It's kind of overwhelming to be looking back at pictures where I don't even recognize myself in it. I can't remember how I looked like when I was in 9 years old, but it's a wonder how I can recognize most of the other people apart from me. I guess being innocent makes humans not think about their looks as much as when you grow older. The consciousness of our minds has not developed fully. Even so, I still miss the old days of being young because there was nothing to worry about. I despise the fact that everytime I have another birthday there's this thought that another tiny bit of my innocence is going to go away. Having innocence isn't bad or good though. But it's good sometimes because I can believe in the impossibles. Instances where I know there isn't a pot of gold at the end of the rainbow but I still believe it. Of course innocence has it's bad parts, that's why humans should have a balance of maturity and innocence. (which I obviously do not have)

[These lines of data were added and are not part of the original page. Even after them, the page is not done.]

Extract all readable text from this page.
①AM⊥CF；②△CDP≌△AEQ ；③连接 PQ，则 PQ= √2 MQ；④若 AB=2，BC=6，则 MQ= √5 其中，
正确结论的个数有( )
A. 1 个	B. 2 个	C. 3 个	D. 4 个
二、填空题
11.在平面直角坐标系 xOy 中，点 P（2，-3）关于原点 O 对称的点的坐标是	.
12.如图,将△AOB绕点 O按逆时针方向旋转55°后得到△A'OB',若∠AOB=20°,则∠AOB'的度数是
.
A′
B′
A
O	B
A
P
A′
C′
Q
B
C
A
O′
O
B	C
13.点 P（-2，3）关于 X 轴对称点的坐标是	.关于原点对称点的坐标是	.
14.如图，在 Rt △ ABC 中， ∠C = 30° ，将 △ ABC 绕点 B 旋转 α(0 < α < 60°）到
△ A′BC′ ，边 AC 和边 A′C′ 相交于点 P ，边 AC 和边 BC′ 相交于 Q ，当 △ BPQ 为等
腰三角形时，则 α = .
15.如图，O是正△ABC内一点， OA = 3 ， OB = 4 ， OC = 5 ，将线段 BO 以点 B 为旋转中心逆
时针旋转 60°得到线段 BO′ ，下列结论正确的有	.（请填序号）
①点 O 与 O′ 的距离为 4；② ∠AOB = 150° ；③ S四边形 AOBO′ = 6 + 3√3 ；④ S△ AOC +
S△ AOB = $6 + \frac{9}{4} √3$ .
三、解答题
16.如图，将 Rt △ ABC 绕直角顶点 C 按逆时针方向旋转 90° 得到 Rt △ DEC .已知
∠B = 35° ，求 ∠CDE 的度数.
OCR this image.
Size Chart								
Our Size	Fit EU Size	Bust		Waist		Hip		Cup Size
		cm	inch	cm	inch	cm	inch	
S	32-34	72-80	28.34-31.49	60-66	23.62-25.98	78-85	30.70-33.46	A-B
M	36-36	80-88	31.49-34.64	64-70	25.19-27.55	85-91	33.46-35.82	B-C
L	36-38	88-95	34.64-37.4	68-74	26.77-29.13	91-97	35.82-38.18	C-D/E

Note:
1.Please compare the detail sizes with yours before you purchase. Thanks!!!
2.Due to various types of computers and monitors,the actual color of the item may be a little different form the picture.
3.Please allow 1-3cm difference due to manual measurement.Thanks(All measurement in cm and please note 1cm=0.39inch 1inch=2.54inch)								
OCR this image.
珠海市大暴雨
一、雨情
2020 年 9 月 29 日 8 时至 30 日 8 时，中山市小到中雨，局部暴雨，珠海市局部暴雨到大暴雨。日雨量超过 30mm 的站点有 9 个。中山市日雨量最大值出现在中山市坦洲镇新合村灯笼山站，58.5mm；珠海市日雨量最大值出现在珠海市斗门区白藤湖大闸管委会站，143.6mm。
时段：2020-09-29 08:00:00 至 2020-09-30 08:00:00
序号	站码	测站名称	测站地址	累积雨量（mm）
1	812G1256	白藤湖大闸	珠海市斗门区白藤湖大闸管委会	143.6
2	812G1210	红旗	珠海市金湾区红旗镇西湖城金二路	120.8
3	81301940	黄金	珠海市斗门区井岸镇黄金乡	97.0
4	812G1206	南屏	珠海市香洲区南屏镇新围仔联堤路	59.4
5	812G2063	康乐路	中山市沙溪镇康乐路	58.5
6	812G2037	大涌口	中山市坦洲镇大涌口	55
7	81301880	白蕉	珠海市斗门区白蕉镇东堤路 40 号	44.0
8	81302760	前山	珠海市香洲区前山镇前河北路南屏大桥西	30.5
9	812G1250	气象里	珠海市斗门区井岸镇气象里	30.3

I know most of the people in my class photo are still in the same school. And to be honest, I would LOVE LOVE LOVE to still be back in that picture.Yes, I would. I would love to not miss out on friends that I already had for 14 years in the same environment. But when I think about it, I would be so unnaware of the outside world if I hadn't left because there are so many things that we still don't know about this world. Staying in your comfort zone isn't the best thing. And when I left, I noticed a lot about the past and well and the present :D

I don't know what else to say. I guess I don't have an argument today since I just woke up.